I get hurt so bad. and I tried tried tried tried tried tried to deal with my upset ness correctly. and it did me no good. should i throw a fit in her face? w ould that make a difference? should i just lie and say 'oh everythings fine?' and bury it inside? no, none of those would of been right.
i've got to get out of here. this is not a good place for me. i feel myself dying. more and more and more i want to break. I want to scream, i want to yell, i want to throw things and beat thigns and break things... but no. raye can't do that. raye is a good kid.
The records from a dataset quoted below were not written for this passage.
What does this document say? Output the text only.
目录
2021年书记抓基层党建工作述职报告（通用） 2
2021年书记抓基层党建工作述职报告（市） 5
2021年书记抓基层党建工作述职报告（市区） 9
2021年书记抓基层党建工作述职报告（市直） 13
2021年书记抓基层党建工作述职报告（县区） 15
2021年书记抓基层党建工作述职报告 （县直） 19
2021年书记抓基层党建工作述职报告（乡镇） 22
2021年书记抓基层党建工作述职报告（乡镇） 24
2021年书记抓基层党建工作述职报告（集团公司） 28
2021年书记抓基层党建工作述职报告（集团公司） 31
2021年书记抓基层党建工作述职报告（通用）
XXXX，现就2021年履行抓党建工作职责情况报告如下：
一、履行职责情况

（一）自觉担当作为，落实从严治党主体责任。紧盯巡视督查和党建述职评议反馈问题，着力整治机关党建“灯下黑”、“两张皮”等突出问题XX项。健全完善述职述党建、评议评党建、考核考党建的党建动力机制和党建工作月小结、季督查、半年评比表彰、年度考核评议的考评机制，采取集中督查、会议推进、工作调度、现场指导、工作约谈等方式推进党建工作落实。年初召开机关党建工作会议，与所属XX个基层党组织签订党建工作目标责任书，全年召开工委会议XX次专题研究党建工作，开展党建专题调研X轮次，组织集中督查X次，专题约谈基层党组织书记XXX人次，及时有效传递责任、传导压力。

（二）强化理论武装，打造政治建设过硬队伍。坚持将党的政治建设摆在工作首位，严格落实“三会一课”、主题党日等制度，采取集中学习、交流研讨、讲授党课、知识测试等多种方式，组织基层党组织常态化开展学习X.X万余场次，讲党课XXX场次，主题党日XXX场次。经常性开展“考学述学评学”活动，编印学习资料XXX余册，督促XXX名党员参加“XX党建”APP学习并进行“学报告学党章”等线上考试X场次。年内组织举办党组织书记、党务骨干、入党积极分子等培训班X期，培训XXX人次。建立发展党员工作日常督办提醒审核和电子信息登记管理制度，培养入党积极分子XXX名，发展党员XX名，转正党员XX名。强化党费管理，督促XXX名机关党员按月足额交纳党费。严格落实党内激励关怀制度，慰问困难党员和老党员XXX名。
so that leaves me with no outlet... no one wants to be around me anymore. then again, i pushed everyone away remember? so really this is the world i created for myself, for wahtever reason.
i almost don't want to be friends with her anymore. jsut because of how hostile she was... when i was trying to do it right.
but if i get a chance to leave, i won't have to deal with her anymore. i could leave my whole life here.... and wrap it all up in one person? no not good either. maybe i'll find friends there. doubtful. i don't make friends anymore.
did i have the look of pure hate on my face? I hope i hid it. i didn't mean it. not really. i don't blame him. and really i wouldn't of blamed her if she had explained more, and been more considerate... and hadn't responded so hostile back.
maybe she expected my hostlitity, and even though i didn't shove it at her, but let her know of my upset, she over acts to it.
why do i feel like i got stomped on and spat upon... but she is the one angery at me.
am I really just a selfish bitch? so caught up in my lil hell that i don't have give others their?
i don't think so. but i'm sure she would say i was.